The concept has parallels with the rules of filmmaking proposed in the Dogme 95 manifesto issued by Danish film directors Lars von Trier, Thomas Vinterberg. These filmakers and others who joined the group rejected the use of elaborate, artificial technology in making movies. Their hope was to revive authenticity and to return power to artists and to traditional storytelling. Forslund’s approach is similarly noninterventionist — at least as non-interventionist as one can be when dealing with a material like glass. Questioning her role as creator or maker, she devised protocols in which hot glass is allowed to behave freely in certain situations without the intervention of artistry. “[A]t a certain point I let the material do whatever it needs to do. [I]t’s out of my hand.” By accepting and even embracing events that would typically be perceived as mistakes, Forslund echoes and even formalizes Marcel Duchamp’s famous decision to regard the (accidental) cracking of his masterwork “The Large Glass” (1912) as a final act of creation.
Forslund made a mold made in Wheaton’s metal shop which when filled with hot glass could be flipped to allow the molten glass to pour out unhindered. “It has this luscious movement about it.” The process freezes the flow of glass resulting in structures that echo the art nouveau obsession with lines in nature: the twining of smoke in the air, curling waves and various plant forms. Unexpected developments can be fortuitous: Forslund was pleased when on one occasion the fluid glass poured faster and further than anticipated and began to flow off the prepared surface. She recalls, “Deb (Czeresko) was helping me and she’s like, “Oh no! It’s coming off the shelf you have to move it and I said, ‘Oh leave it. Let it run. I love it.’
“It’s such a gratifying thing to … give some [control] back to the material where the material gets to decide.” Forslund’s dogma isolates a primal act of creation: setting the wheels in motion and stepping back to see what happens. It’s a dance in which the material becomes an equal partner with the artist.
“I am using my own sort of personal dogma. I set up the rules and then I let go. I’m having a really intimate conversation with my material,” she explains. Forslund takes a similar non-interventionist approach when she causes glass to boil by introducing foreign materials. The resulting shapes have a bubbly textured porous surface that resembles pumice. “i love the fact that when people look at them they are like, ‘It doesn’t look like glass. It doesn’t have the weight of glass. But it is glass.”
She also extended her experimentation into the field of pottery. “I was really interested in curves and I figured out turning clay is a good way to explore curves.” Learning to throw at the clay studio at Wheaton, she casts the pieces she throws, conflating two revolving techniques and interweaving processes of mold-making positives and negatives.

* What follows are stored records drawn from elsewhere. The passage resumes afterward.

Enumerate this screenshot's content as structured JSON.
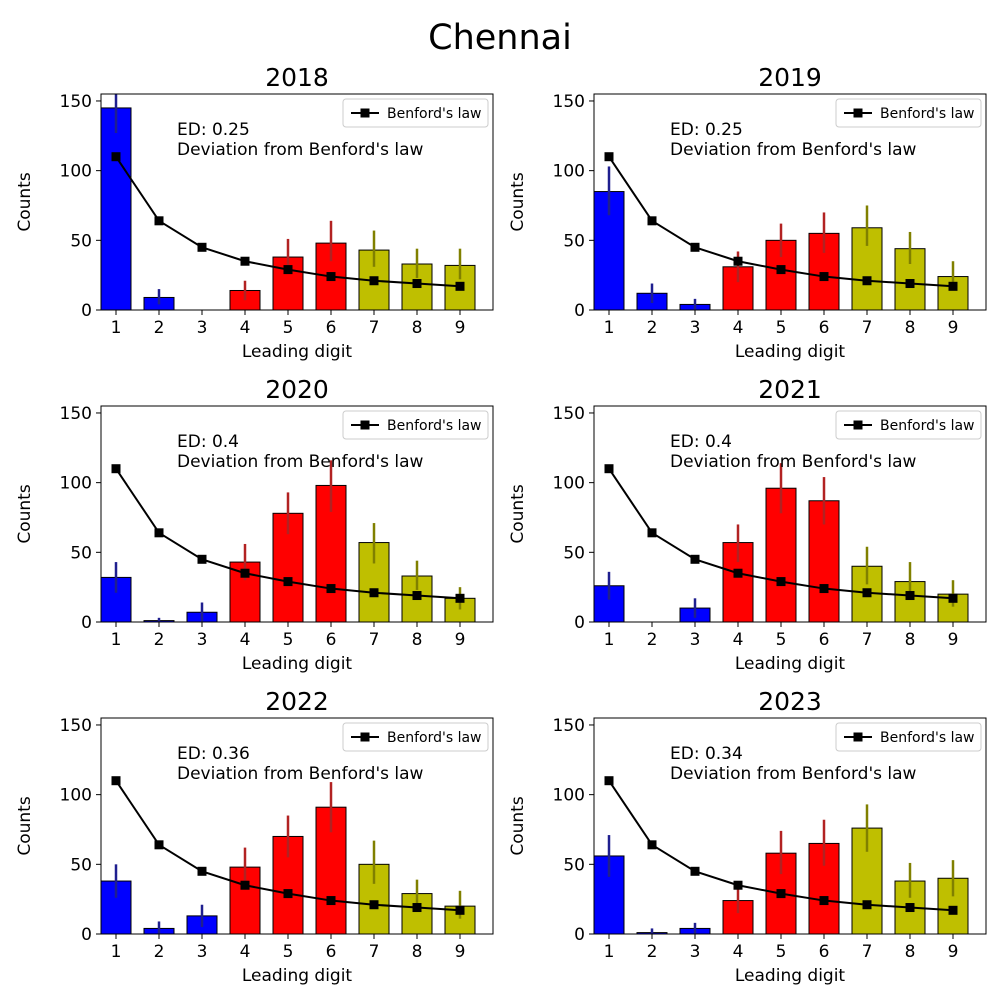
{
  "figure": {
    "title": "Chennai"
  },
  "chart_data": {
    "type": "bar",
    "title": "Chennai",
    "xlabel": "Leading digit",
    "ylabel": "Counts",
    "ylim": [
      0,
      155
    ],
    "yticks": [
      0,
      50,
      100,
      150
    ],
    "categories": [
      "1",
      "2",
      "3",
      "4",
      "5",
      "6",
      "7",
      "8",
      "9"
    ],
    "legend": {
      "label": "Benford's law",
      "placement": "top-right"
    },
    "benford": [
      110,
      64,
      45,
      35,
      29,
      24,
      21,
      19,
      17
    ],
    "bar_colors": [
      "#0000ff",
      "#0000ff",
      "#0000ff",
      "#ff0000",
      "#ff0000",
      "#ff0000",
      "#bfbf00",
      "#bfbf00",
      "#bfbf00"
    ],
    "error_colors": [
      "#1f1f8f",
      "#1f1f8f",
      "#1f1f8f",
      "#b22222",
      "#b22222",
      "#b22222",
      "#808000",
      "#808000",
      "#808000"
    ],
    "annotation_line2": "Deviation from Benford's law",
    "panels": [
      {
        "title": "2018",
        "annotation": "ED: 0.25",
        "values": [
          145,
          9,
          0,
          14,
          38,
          48,
          43,
          33,
          32
        ],
        "errors": [
          [
            127,
            157
          ],
          [
            4,
            15
          ],
          [
            0,
            0
          ],
          [
            7,
            21
          ],
          [
            27,
            51
          ],
          [
            35,
            64
          ],
          [
            31,
            57
          ],
          [
            23,
            44
          ],
          [
            22,
            44
          ]
        ]
      },
      {
        "title": "2019",
        "annotation": "ED: 0.25",
        "values": [
          85,
          12,
          4,
          31,
          50,
          55,
          59,
          44,
          24
        ],
        "errors": [
          [
            68,
            103
          ],
          [
            5,
            19
          ],
          [
            0,
            8
          ],
          [
            20,
            42
          ],
          [
            38,
            62
          ],
          [
            41,
            70
          ],
          [
            46,
            75
          ],
          [
            33,
            56
          ],
          [
            15,
            35
          ]
        ]
      },
      {
        "title": "2020",
        "annotation": "ED: 0.4",
        "values": [
          32,
          1,
          7,
          43,
          78,
          98,
          57,
          33,
          17
        ],
        "errors": [
          [
            21,
            43
          ],
          [
            0,
            3
          ],
          [
            0,
            14
          ],
          [
            30,
            56
          ],
          [
            63,
            93
          ],
          [
            79,
            116
          ],
          [
            42,
            71
          ],
          [
            23,
            44
          ],
          [
            9,
            25
          ]
        ]
      },
      {
        "title": "2021",
        "annotation": "ED: 0.4",
        "values": [
          26,
          0,
          10,
          57,
          96,
          87,
          40,
          29,
          20
        ],
        "errors": [
          [
            16,
            36
          ],
          [
            0,
            0
          ],
          [
            3,
            17
          ],
          [
            43,
            70
          ],
          [
            78,
            114
          ],
          [
            70,
            104
          ],
          [
            27,
            54
          ],
          [
            18,
            43
          ],
          [
            11,
            30
          ]
        ]
      },
      {
        "title": "2022",
        "annotation": "ED: 0.36",
        "values": [
          38,
          4,
          13,
          48,
          70,
          91,
          50,
          29,
          20
        ],
        "errors": [
          [
            26,
            50
          ],
          [
            0,
            9
          ],
          [
            5,
            21
          ],
          [
            34,
            62
          ],
          [
            55,
            85
          ],
          [
            73,
            109
          ],
          [
            36,
            67
          ],
          [
            20,
            39
          ],
          [
            11,
            31
          ]
        ]
      },
      {
        "title": "2023",
        "annotation": "ED: 0.34",
        "values": [
          56,
          1,
          4,
          24,
          58,
          65,
          76,
          38,
          40
        ],
        "errors": [
          [
            41,
            71
          ],
          [
            0,
            4
          ],
          [
            0,
            8
          ],
          [
            15,
            33
          ],
          [
            43,
            74
          ],
          [
            49,
            82
          ],
          [
            59,
            93
          ],
          [
            26,
            51
          ],
          [
            27,
            53
          ]
        ]
      }
    ]
  }
}
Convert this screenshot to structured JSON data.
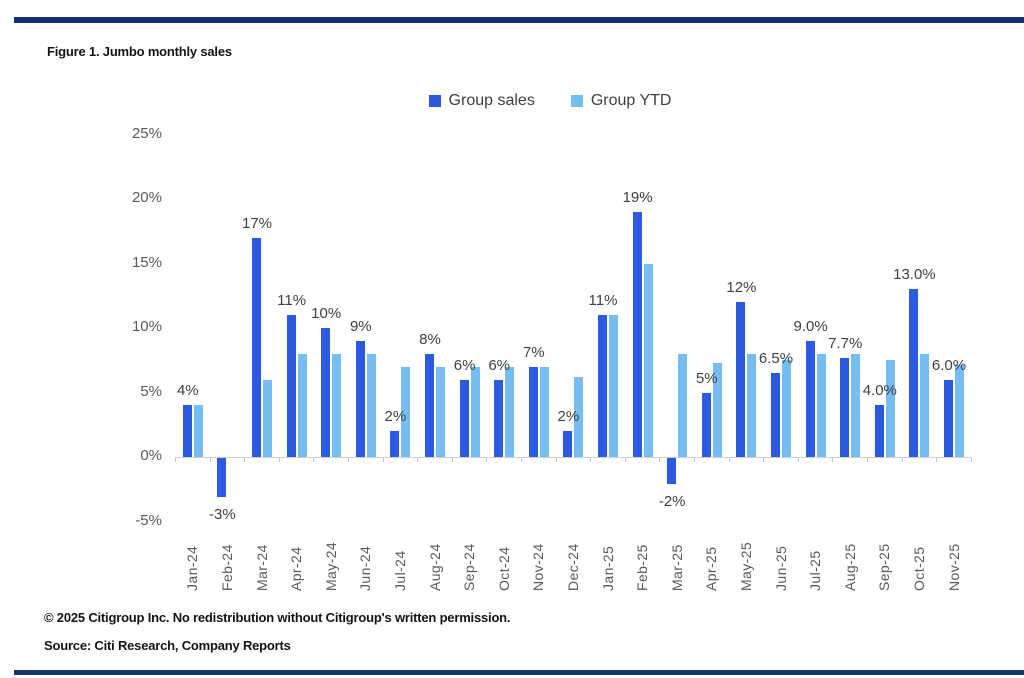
{
  "figure": {
    "title": "Figure 1. Jumbo monthly sales"
  },
  "footer": {
    "copyright": "© 2025 Citigroup Inc. No redistribution without Citigroup's written permission.",
    "source": "Source: Citi Research, Company Reports"
  },
  "colors": {
    "group_sales": "#2b5ae0",
    "group_ytd": "#76bdf3",
    "rule_navy": "#17336e",
    "axis_text": "#595959",
    "data_label_text": "#404040"
  },
  "chart_data": {
    "type": "bar",
    "title": "Figure 1. Jumbo monthly sales",
    "categories": [
      "Jan-24",
      "Feb-24",
      "Mar-24",
      "Apr-24",
      "May-24",
      "Jun-24",
      "Jul-24",
      "Aug-24",
      "Sep-24",
      "Oct-24",
      "Nov-24",
      "Dec-24",
      "Jan-25",
      "Feb-25",
      "Mar-25",
      "Apr-25",
      "May-25",
      "Jun-25",
      "Jul-25",
      "Aug-25",
      "Sep-25",
      "Oct-25",
      "Nov-25"
    ],
    "series": [
      {
        "name": "Group sales",
        "color": "#2b5ae0",
        "values": [
          4,
          -3,
          17,
          11,
          10,
          9,
          2,
          8,
          6,
          6,
          7,
          2,
          11,
          19,
          -2,
          5,
          12,
          6.5,
          9,
          7.7,
          4,
          13,
          6
        ]
      },
      {
        "name": "Group YTD",
        "color": "#76bdf3",
        "values": [
          4,
          0,
          6,
          8,
          8,
          8,
          7,
          7,
          7,
          7,
          7,
          6.2,
          11,
          15,
          8,
          7.3,
          8,
          7.5,
          8,
          8,
          7.5,
          8,
          7.1
        ]
      }
    ],
    "data_labels": [
      "4%",
      "-3%",
      "17%",
      "11%",
      "10%",
      "9%",
      "2%",
      "8%",
      "6%",
      "6%",
      "7%",
      "2%",
      "11%",
      "19%",
      "-2%",
      "5%",
      "12%",
      "6.5%",
      "9.0%",
      "7.7%",
      "4.0%",
      "13.0%",
      "6.0%"
    ],
    "y_axis": {
      "ticks": [
        25,
        20,
        15,
        10,
        5,
        0,
        -5
      ],
      "tick_labels": [
        "25%",
        "20%",
        "15%",
        "10%",
        "5%",
        "0%",
        "-5%"
      ],
      "ylim": [
        -5,
        25
      ]
    },
    "xlabel": "",
    "ylabel": "",
    "legend_position": "top",
    "grid": false
  }
}
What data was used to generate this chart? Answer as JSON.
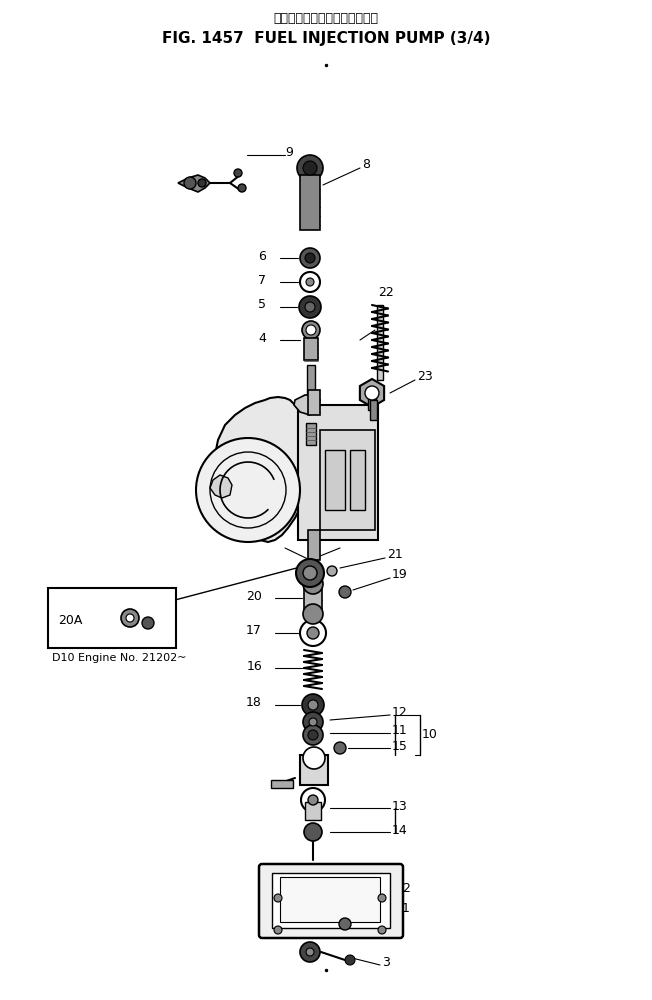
{
  "title_japanese": "フェルインジェクションポンプ",
  "title_english": "FIG. 1457  FUEL INJECTION PUMP (3/4)",
  "background_color": "#ffffff",
  "fig_width": 6.52,
  "fig_height": 10.0,
  "engine_note": "D10 Engine No. 21202~"
}
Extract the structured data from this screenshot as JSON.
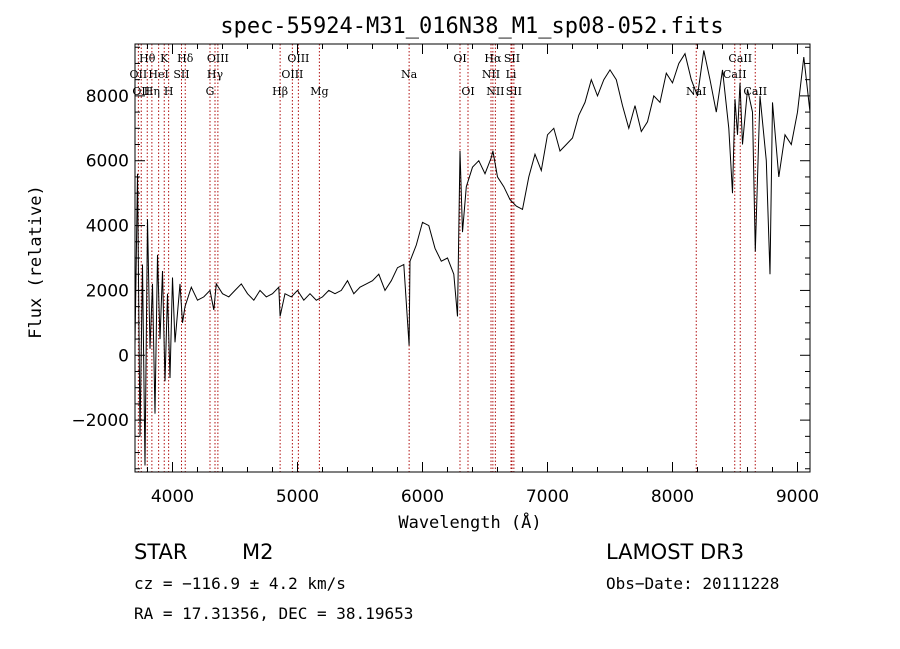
{
  "chart_data": {
    "type": "line",
    "title": "spec-55924-M31_016N38_M1_sp08-052.fits",
    "xlabel": "Wavelength (Å)",
    "ylabel": "Flux (relative)",
    "xlim": [
      3700,
      9100
    ],
    "ylim": [
      -3600,
      9600
    ],
    "xticks": [
      4000,
      5000,
      6000,
      7000,
      8000,
      9000
    ],
    "xtick_labels": [
      "4000",
      "5000",
      "6000",
      "7000",
      "8000",
      "9000"
    ],
    "yticks": [
      -2000,
      0,
      2000,
      4000,
      6000,
      8000
    ],
    "ytick_labels": [
      "−2000",
      "0",
      "2000",
      "4000",
      "6000",
      "8000"
    ],
    "series": [
      {
        "name": "spectrum",
        "color": "#000000",
        "x": [
          3700,
          3720,
          3740,
          3760,
          3780,
          3800,
          3820,
          3840,
          3860,
          3880,
          3900,
          3920,
          3940,
          3960,
          3980,
          4000,
          4020,
          4040,
          4060,
          4080,
          4100,
          4150,
          4200,
          4250,
          4300,
          4330,
          4350,
          4400,
          4450,
          4500,
          4550,
          4600,
          4650,
          4700,
          4750,
          4800,
          4850,
          4861,
          4900,
          4950,
          5000,
          5050,
          5100,
          5150,
          5200,
          5250,
          5300,
          5350,
          5400,
          5450,
          5500,
          5550,
          5600,
          5650,
          5700,
          5750,
          5800,
          5850,
          5893,
          5900,
          5950,
          6000,
          6050,
          6100,
          6150,
          6200,
          6250,
          6280,
          6300,
          6320,
          6350,
          6400,
          6450,
          6500,
          6550,
          6563,
          6600,
          6650,
          6700,
          6750,
          6800,
          6850,
          6900,
          6950,
          7000,
          7050,
          7100,
          7150,
          7200,
          7250,
          7300,
          7350,
          7400,
          7450,
          7500,
          7550,
          7600,
          7650,
          7700,
          7750,
          7800,
          7850,
          7900,
          7950,
          8000,
          8050,
          8100,
          8150,
          8200,
          8250,
          8300,
          8350,
          8400,
          8450,
          8480,
          8500,
          8520,
          8540,
          8560,
          8600,
          8640,
          8662,
          8700,
          8750,
          8780,
          8800,
          8850,
          8900,
          8950,
          9000,
          9050,
          9100
        ],
        "y": [
          300,
          5600,
          -2500,
          2800,
          -3400,
          4200,
          200,
          2200,
          -1800,
          3100,
          500,
          2600,
          -800,
          1900,
          -700,
          2400,
          400,
          1300,
          2200,
          1000,
          1500,
          2100,
          1700,
          1800,
          2000,
          1400,
          2200,
          1900,
          1800,
          2000,
          2200,
          1900,
          1700,
          2000,
          1800,
          1900,
          2100,
          1200,
          1900,
          1800,
          2000,
          1700,
          1900,
          1700,
          1800,
          2000,
          1900,
          2000,
          2300,
          1900,
          2100,
          2200,
          2300,
          2500,
          2000,
          2300,
          2700,
          2800,
          300,
          2900,
          3400,
          4100,
          4000,
          3300,
          2900,
          3000,
          2500,
          1200,
          6300,
          3800,
          5200,
          5800,
          6000,
          5600,
          6100,
          6300,
          5500,
          5200,
          4800,
          4600,
          4500,
          5500,
          6200,
          5700,
          6800,
          7000,
          6300,
          6500,
          6700,
          7400,
          7800,
          8500,
          8000,
          8500,
          8800,
          8500,
          7700,
          7000,
          7700,
          6900,
          7200,
          8000,
          7800,
          8700,
          8400,
          9000,
          9300,
          8500,
          8000,
          9400,
          8500,
          7500,
          8800,
          7000,
          5000,
          7900,
          6800,
          8400,
          6500,
          8200,
          7500,
          3200,
          8000,
          6000,
          2500,
          7800,
          5500,
          6800,
          6500,
          7500,
          9200,
          7500
        ]
      }
    ],
    "line_markers": [
      {
        "wavelength": 3727,
        "label": "OII",
        "row": 2
      },
      {
        "wavelength": 3750,
        "label": "OII",
        "row": 3
      },
      {
        "wavelength": 3798,
        "label": "Hθ",
        "row": 1
      },
      {
        "wavelength": 3835,
        "label": "Hη",
        "row": 3
      },
      {
        "wavelength": 3889,
        "label": "HeI",
        "row": 2
      },
      {
        "wavelength": 3934,
        "label": "K",
        "row": 1
      },
      {
        "wavelength": 3969,
        "label": "H",
        "row": 3
      },
      {
        "wavelength": 4072,
        "label": "SII",
        "row": 2
      },
      {
        "wavelength": 4102,
        "label": "Hδ",
        "row": 1
      },
      {
        "wavelength": 4300,
        "label": "G",
        "row": 3
      },
      {
        "wavelength": 4340,
        "label": "Hγ",
        "row": 2
      },
      {
        "wavelength": 4363,
        "label": "OIII",
        "row": 1
      },
      {
        "wavelength": 4861,
        "label": "Hβ",
        "row": 3
      },
      {
        "wavelength": 4959,
        "label": "OIII",
        "row": 2
      },
      {
        "wavelength": 5007,
        "label": "OIII",
        "row": 1
      },
      {
        "wavelength": 5175,
        "label": "Mg",
        "row": 3
      },
      {
        "wavelength": 5893,
        "label": "Na",
        "row": 2
      },
      {
        "wavelength": 6300,
        "label": "OI",
        "row": 1
      },
      {
        "wavelength": 6364,
        "label": "OI",
        "row": 3
      },
      {
        "wavelength": 6548,
        "label": "NII",
        "row": 2
      },
      {
        "wavelength": 6563,
        "label": "Hα",
        "row": 1
      },
      {
        "wavelength": 6583,
        "label": "NII",
        "row": 3
      },
      {
        "wavelength": 6708,
        "label": "Li",
        "row": 2
      },
      {
        "wavelength": 6716,
        "label": "SII",
        "row": 1
      },
      {
        "wavelength": 6731,
        "label": "SII",
        "row": 3
      },
      {
        "wavelength": 8498,
        "label": "CaII",
        "row": 2
      },
      {
        "wavelength": 8542,
        "label": "CaII",
        "row": 1
      },
      {
        "wavelength": 8662,
        "label": "CaII",
        "row": 3
      },
      {
        "wavelength": 8190,
        "label": "NaI",
        "row": 3
      }
    ]
  },
  "info": {
    "object_class": "STAR",
    "subclass": "M2",
    "survey": "LAMOST  DR3",
    "redshift": "cz = −116.9 ± 4.2 km/s",
    "obs_date": "Obs−Date: 20111228",
    "coords": "RA =  17.31356, DEC =  38.19653"
  }
}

All these activities suggest the experiments of the early surrealists and their goal of breaking down the sense of control to explore more basic, more intrinsic structures. Forslund says, “A big part of being an artist is letting your subconsciousness come into the work — putting your body and subconscious in the work…. It’s very personal and it’s very challenging. I think it’s healthy to put yourself in that situation. Sometimes it hurts and sometime it’s wonderful. Then, again, what would life be without it.”